Chile Case study

The National Institute of Industrial Property (INAPI) are committed to delivering the highest quality service to their public. With the help of TrademarkVision, examiners have fast, accurate results to facilitate the decision-making process


Chile’s National Institute of Industrial Property

Chile joined the TrademarkVision revolution and became the first South American country to integrate image recognition and artificial intelligence in their examination process. We’re delighted to be working with another government IP office dedicated to embracing innovative solutions for industry change.

Explain the problem the INAPI was facing with image searches before TrademarkVision?

One of the most time-consuming steps is finding relevant trademarks consisting of figurative signs. Vienne codes are not enough and the offices must allocate enormous resources to classify figurative elements and conduct searches that regularly find thousands results, with no prioritization criteria among them. 

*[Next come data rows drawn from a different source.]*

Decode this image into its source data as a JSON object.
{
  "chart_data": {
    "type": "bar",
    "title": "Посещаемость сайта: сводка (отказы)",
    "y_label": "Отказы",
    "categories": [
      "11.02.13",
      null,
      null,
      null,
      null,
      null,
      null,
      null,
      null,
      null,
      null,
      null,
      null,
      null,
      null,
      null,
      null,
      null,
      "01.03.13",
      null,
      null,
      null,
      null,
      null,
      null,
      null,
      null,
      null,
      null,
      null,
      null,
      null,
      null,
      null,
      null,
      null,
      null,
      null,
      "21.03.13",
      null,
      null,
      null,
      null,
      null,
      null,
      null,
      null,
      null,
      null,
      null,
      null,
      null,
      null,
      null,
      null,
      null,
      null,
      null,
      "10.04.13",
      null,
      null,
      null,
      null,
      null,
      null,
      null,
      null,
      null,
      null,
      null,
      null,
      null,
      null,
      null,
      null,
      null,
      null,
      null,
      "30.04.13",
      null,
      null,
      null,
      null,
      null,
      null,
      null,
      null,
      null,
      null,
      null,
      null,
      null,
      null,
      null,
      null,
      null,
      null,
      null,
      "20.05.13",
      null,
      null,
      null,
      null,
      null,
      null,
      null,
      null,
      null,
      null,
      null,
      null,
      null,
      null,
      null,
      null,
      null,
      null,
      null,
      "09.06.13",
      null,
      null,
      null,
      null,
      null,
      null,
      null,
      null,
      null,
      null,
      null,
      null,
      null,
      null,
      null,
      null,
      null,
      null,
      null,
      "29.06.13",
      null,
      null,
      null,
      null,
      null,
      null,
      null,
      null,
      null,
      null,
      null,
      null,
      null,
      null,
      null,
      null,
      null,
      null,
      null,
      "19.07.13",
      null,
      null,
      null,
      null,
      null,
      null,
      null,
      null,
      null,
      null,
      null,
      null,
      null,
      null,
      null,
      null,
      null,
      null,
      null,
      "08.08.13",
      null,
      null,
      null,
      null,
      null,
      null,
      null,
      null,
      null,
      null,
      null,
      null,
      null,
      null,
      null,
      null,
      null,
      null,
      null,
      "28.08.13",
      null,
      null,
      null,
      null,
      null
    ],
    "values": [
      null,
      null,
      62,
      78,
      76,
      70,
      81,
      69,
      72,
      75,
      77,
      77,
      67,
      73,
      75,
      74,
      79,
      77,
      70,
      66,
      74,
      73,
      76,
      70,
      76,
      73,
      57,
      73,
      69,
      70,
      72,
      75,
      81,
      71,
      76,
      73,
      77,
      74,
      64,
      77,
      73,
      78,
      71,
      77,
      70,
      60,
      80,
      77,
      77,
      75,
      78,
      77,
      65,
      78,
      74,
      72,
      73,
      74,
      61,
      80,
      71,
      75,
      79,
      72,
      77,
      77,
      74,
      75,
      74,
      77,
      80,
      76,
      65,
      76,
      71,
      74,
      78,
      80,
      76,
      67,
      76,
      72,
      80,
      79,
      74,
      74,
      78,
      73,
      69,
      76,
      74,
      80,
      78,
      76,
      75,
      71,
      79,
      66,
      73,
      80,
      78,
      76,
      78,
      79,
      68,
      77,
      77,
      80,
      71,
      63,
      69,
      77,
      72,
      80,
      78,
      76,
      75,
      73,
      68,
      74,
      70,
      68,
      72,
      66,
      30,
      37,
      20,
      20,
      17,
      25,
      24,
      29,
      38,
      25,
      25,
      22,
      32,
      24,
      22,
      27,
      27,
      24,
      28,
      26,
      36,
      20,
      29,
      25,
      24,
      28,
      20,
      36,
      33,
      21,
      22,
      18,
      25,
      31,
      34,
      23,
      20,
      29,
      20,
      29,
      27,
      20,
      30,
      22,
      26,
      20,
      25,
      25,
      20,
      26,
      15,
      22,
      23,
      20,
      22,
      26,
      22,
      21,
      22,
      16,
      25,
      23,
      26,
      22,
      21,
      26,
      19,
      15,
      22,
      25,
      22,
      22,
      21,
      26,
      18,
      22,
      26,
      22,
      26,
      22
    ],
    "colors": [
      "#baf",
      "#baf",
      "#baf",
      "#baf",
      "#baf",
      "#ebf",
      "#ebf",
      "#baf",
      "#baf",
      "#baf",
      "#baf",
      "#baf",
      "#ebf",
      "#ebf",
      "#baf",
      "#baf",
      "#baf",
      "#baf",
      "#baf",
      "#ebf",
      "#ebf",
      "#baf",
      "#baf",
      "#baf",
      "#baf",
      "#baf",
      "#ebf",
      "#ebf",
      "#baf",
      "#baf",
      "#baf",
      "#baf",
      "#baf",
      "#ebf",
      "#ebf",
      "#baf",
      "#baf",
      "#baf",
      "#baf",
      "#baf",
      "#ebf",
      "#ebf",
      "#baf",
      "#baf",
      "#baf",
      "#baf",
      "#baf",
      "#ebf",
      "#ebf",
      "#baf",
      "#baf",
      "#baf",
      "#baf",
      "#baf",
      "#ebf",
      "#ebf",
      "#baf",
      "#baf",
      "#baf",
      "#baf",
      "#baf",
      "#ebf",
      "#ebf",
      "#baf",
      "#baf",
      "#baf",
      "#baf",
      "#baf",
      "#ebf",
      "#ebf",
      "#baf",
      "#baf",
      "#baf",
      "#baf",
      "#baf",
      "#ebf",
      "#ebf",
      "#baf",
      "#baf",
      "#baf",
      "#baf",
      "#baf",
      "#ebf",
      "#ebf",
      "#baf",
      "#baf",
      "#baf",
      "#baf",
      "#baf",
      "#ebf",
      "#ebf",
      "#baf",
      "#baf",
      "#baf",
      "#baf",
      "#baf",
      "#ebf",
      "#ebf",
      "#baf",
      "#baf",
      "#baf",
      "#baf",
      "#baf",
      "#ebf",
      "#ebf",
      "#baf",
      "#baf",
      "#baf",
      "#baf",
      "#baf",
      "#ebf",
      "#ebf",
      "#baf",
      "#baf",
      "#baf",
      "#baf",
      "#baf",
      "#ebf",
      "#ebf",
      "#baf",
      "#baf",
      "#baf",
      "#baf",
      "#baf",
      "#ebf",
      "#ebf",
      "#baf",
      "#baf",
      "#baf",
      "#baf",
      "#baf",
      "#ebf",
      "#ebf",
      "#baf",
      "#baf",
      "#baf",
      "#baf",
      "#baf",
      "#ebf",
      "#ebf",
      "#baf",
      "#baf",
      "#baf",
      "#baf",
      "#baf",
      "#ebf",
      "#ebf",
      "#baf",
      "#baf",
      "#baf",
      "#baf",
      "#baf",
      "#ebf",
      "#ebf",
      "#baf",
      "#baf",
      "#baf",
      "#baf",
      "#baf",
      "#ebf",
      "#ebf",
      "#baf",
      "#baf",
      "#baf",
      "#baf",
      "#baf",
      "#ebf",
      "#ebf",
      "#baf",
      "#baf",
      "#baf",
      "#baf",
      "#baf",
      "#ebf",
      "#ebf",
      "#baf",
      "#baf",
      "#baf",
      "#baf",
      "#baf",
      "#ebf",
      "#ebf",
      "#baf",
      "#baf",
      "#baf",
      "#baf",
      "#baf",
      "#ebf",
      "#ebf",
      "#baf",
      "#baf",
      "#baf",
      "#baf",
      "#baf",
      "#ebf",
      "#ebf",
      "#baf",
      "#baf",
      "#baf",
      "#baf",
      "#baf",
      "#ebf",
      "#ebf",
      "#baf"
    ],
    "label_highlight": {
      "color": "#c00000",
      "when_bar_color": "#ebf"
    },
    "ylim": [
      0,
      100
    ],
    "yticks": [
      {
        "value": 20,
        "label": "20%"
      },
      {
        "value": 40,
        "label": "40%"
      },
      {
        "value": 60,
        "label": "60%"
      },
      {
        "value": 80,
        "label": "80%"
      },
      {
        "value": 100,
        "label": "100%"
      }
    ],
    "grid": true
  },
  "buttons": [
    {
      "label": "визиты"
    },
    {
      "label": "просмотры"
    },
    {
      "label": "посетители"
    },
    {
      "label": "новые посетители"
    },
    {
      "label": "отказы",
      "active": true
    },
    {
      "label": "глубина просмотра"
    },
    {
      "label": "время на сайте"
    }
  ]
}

Our examiners then spend a lot of their scarce time reviewing those results, slowing the process and allowing a high chance of human error. This naturally might affect the quality of our work.


Why is image search important for your public?

About a 50% of trademark applications contain figurative marks. Image search is important as the quality of substantial examination is improved, so will the predictability of INAPI’s decisions. Thus, giving users a clearer idea of the chances of refusal for a trademark application and facilitating a better decision making process. 

It will also give users a comprehensive understanding of the reasons why an application has been denied and perhaps point them in the right direction regarding changes they need to make to their branding, in order to obtain protection via trademark registration.

How does TrademarkVision help your process?

TrademarkVision allows us to conduct image searches during the examination process.

The results are available in seconds and the most relevant ones are placed at the beginning of the list. This has an enormous impact on the quality of trademark examination, as we are no longer partially blind when it comes to figurative signs. We can now base a refusal decision on a solid reason, not only due to the same Vienne codes but the comparison of the images themselves.

It is quite intuitive and our examiners were ready to use the tool after one single training session.


What other areas do you think will be able to leverage AI in the IP space?

It would be interesting to see an AI based system that could automatically perform an examination of goods and services according to the Nice Classification and other international lists of goods and services, such as TM5’s IDList. 

As of today, a large part of the examination in this matter is performed manually by classification experts within our office, which undoubtedly takes a lot of time and occasionally generates mistakes or inconsistencies.